Setiap hari kamu mungkin lihat puluhan ide konten yang menarik—tapi mana sih yang benar-benar worth it buat dijalanin? Dari trending topic sampai niche yang jarang disentuh, memilih ide konten yang pas itu bener-bener bikin kepala pusing. Untung aja ada cara cepat buat mutusin, dan itulah gunanya panduan ini.
Kriteria buat mutusin
Pastikan ide sejalan dengan niche atau topik utama yang udah kamu kuasain—audience lebih percaya konten dari expert di bidangnya.
Cek apakah ada demand atau pencarian real dari audience mu—gak perlu bikin konten bagus kalau nggak ada yang nyari.
Pertimbangkan effort vs.
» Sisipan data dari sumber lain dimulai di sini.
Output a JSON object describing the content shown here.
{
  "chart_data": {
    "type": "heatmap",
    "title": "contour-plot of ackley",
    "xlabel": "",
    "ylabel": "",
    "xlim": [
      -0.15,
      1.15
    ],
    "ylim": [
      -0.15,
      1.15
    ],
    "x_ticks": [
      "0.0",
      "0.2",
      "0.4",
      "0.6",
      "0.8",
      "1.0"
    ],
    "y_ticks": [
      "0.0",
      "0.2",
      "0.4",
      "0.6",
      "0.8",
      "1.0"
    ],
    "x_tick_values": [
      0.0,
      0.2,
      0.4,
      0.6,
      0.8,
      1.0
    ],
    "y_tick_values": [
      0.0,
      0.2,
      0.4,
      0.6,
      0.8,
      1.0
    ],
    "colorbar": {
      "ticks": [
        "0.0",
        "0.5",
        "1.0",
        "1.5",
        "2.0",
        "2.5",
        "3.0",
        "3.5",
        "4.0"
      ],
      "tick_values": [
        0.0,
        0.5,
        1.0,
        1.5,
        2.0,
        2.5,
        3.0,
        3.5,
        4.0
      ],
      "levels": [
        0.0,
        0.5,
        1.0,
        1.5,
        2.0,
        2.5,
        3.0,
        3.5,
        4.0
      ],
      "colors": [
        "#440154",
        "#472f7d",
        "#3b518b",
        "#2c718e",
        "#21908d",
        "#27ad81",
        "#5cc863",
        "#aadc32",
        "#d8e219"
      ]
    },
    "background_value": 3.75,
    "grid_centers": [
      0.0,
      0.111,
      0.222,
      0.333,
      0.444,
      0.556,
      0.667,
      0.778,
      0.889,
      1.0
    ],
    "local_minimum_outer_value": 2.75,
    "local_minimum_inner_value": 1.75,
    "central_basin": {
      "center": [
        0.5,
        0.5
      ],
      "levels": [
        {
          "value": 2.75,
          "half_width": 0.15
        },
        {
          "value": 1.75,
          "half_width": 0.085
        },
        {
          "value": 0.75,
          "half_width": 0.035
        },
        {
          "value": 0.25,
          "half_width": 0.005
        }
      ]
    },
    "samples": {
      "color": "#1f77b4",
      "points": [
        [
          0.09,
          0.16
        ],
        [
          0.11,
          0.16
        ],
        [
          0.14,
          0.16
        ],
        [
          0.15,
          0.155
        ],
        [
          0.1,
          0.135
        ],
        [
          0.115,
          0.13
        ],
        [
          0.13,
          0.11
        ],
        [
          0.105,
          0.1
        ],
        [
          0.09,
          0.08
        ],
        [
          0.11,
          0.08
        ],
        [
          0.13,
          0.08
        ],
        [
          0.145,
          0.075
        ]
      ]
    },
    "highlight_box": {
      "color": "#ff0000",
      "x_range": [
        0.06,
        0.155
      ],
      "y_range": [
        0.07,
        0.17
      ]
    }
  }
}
ROI—beberapa ide mungkin gampang dijalanin tapi hasilnya minim, atau sebaliknya.
Lihat kompetisi konten sejenis—kalau terlalu ramai, bedakan angle atau pov kamu supaya unik.
Ukur konten sejenis mana yang paling engage di platform kamu—tren lokal sering beda dari tren global.
Pastikan kamu punya resources (waktu, skill, tools) buat execute ide tersebut dengan konsisten.
Bagaimana caranya tau ide konten itu punya demand?
Cek jumlah pencarian keyword terkait via tools gratis atau berbayar, lihat engagement di media sosial, dan tanya langsung ke audience mu melalui polling atau komentar.
Apakah ide konten trending selalu yang terbaik?
Tidak selalu—konten trending mungkin ramai kompetitor tapi juga cepat ketinggalan. Ide konten evergreen atau niche sering kali lebih menguntungkan jangka panjang.
Gimana kalau punya banyak ide tapi bingung prioritas?
Buat scorecard sederhana: rating masing-masing ide berdasarkan demand, kompetisi, effort, dan alignment dengan niche—pilih yang skornya paling tinggi dulu.